LIBRO PRIMO. Soggetti - TITOLO SETTIMO. Difensore
Articolo 108
Termine per la difesa

1. Nei casi di rinuncia, di revoca, di incompatibilità, e nel caso di abbandono, il nuovo difensore dell'imputato o quello designato d'ufficio che ne fa richiesta ha diritto a un termine congruo, non inferiore a sette giorni, per prendere cognizione degli atti e per informarsi sui fatti oggetto del procedimento.

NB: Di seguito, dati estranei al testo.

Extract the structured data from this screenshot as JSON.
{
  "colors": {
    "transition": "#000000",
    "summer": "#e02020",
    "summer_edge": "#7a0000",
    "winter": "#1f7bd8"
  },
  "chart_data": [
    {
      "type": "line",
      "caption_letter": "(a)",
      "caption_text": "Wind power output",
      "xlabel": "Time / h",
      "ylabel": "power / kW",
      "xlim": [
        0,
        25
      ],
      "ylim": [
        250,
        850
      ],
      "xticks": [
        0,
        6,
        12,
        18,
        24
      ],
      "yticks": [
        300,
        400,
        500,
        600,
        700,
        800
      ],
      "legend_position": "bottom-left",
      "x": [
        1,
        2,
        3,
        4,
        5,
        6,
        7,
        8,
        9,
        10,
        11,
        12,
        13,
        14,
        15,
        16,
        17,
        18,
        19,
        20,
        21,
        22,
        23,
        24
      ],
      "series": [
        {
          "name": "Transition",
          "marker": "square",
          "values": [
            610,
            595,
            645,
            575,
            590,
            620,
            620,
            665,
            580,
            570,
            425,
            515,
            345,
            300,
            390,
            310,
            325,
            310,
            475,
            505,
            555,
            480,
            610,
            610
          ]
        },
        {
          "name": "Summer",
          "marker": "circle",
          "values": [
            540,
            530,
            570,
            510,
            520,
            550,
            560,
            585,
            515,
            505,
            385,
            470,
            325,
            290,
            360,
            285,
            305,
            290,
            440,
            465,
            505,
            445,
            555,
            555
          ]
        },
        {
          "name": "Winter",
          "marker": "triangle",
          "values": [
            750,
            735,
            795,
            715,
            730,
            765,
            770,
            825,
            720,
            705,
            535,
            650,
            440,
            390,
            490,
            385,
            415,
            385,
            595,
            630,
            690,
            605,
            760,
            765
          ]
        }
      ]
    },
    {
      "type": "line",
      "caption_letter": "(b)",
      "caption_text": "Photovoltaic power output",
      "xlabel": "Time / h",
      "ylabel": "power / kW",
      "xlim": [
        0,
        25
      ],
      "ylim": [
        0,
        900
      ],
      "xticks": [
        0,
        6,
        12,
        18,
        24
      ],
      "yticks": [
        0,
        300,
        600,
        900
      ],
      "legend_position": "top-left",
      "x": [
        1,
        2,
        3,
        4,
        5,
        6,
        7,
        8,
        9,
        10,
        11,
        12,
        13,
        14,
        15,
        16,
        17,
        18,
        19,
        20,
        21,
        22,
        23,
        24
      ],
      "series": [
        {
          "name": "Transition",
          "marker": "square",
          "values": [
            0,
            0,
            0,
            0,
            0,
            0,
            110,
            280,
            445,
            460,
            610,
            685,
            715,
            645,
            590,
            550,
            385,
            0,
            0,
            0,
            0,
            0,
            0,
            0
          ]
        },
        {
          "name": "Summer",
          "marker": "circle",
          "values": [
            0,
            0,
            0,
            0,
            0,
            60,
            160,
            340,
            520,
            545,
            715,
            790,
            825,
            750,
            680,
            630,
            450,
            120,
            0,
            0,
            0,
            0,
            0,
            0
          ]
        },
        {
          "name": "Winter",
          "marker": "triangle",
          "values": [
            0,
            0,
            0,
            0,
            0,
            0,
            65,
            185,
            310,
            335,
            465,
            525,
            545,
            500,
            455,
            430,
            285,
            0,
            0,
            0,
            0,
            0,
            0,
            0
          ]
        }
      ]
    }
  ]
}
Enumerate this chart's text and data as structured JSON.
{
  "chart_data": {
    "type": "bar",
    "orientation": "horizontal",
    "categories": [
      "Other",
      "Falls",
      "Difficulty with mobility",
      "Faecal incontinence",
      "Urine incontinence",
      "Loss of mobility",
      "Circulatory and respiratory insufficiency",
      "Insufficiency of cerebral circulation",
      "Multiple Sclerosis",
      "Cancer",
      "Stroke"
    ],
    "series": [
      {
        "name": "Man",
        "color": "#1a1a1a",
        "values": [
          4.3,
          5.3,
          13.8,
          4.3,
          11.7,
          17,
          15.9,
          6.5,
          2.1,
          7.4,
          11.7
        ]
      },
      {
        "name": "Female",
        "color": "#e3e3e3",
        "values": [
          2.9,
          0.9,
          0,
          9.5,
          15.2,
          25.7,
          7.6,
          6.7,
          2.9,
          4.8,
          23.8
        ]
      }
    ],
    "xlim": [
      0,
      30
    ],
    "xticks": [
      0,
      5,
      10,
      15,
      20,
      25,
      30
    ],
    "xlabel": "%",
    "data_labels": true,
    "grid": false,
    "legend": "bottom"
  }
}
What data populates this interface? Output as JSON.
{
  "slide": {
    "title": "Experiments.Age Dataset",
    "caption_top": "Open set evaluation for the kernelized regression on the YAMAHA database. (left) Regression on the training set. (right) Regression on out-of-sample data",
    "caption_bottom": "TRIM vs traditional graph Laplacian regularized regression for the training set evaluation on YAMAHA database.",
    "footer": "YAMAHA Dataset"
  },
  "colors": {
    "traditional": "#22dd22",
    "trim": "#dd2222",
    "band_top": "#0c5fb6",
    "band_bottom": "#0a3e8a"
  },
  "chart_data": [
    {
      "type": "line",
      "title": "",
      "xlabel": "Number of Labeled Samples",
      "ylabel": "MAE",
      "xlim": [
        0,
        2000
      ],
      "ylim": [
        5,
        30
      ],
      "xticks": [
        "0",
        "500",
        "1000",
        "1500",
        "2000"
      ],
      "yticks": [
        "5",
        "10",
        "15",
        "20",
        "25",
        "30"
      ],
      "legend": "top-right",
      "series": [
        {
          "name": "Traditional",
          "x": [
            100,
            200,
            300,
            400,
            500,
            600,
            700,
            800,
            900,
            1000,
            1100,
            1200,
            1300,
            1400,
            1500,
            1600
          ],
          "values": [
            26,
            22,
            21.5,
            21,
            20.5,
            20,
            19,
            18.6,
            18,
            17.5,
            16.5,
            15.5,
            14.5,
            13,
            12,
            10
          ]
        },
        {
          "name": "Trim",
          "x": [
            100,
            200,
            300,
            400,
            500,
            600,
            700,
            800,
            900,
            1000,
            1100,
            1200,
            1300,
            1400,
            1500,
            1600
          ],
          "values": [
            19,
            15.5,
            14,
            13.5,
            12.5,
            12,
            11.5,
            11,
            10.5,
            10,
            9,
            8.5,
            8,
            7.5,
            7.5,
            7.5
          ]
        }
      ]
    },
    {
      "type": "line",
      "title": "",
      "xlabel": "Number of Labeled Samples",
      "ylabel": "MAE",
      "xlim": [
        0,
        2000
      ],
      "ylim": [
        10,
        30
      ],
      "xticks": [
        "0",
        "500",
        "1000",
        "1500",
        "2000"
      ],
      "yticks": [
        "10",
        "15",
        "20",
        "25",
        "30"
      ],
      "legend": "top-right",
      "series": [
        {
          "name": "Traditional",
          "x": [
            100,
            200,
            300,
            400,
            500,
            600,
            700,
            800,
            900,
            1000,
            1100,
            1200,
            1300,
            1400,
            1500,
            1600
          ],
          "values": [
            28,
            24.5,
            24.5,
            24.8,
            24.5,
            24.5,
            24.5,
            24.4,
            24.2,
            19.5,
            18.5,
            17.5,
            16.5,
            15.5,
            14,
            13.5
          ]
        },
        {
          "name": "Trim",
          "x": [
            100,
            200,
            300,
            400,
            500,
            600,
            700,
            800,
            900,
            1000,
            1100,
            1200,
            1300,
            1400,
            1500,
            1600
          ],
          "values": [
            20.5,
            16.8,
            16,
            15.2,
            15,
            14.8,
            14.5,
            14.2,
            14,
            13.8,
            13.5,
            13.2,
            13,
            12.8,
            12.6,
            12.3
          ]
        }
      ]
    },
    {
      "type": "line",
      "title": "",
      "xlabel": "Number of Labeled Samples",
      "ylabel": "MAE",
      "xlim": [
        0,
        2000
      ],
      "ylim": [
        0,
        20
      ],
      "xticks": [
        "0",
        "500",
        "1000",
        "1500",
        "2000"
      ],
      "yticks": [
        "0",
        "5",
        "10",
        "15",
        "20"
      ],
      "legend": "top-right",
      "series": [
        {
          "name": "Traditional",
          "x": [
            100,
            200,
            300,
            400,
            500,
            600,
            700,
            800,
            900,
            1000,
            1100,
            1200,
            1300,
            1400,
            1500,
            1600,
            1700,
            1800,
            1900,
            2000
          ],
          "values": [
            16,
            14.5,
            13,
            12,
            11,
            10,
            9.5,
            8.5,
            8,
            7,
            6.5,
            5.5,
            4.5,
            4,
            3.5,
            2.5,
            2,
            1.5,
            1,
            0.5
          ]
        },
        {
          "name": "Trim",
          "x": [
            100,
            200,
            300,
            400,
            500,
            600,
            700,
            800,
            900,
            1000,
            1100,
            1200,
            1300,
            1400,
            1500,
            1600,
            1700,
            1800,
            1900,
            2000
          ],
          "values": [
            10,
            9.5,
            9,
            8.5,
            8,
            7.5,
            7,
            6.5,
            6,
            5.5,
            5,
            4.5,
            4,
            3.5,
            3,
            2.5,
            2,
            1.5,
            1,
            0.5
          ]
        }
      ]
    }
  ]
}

2. Il termine di cui al comma 1 può essere inferiore se vi è consenso dell'imputato o del difensore o se vi sono specifiche esigenze processuali che possono determinare la scarcerazione dell'imputato o la prescrizione del reato. In tale caso il termine non può comunque essere inferiore a ventiquattro ore. Il giudice provvede con ordinanza . (1)

-----

(1) Il presente articolo è stato così sostituito dall'art. 5, L. 06.03.2001, n. 60, con decorrenza dal 05.04.2001. Si riporta di seguito il testo precedente alla modifica:

"1.Nei casi di rinuncia, di revoca , di incompatibilita` e nel caso di abbandono , al nuovo difensore dell'imputato o a quello designato in sostituzione che ne fa richiesta e` dato un termine congruo, di norma non inferiore a tre giorni, per prendere cognizione degli atti e per informarsi sui fatti oggetto del procedimento."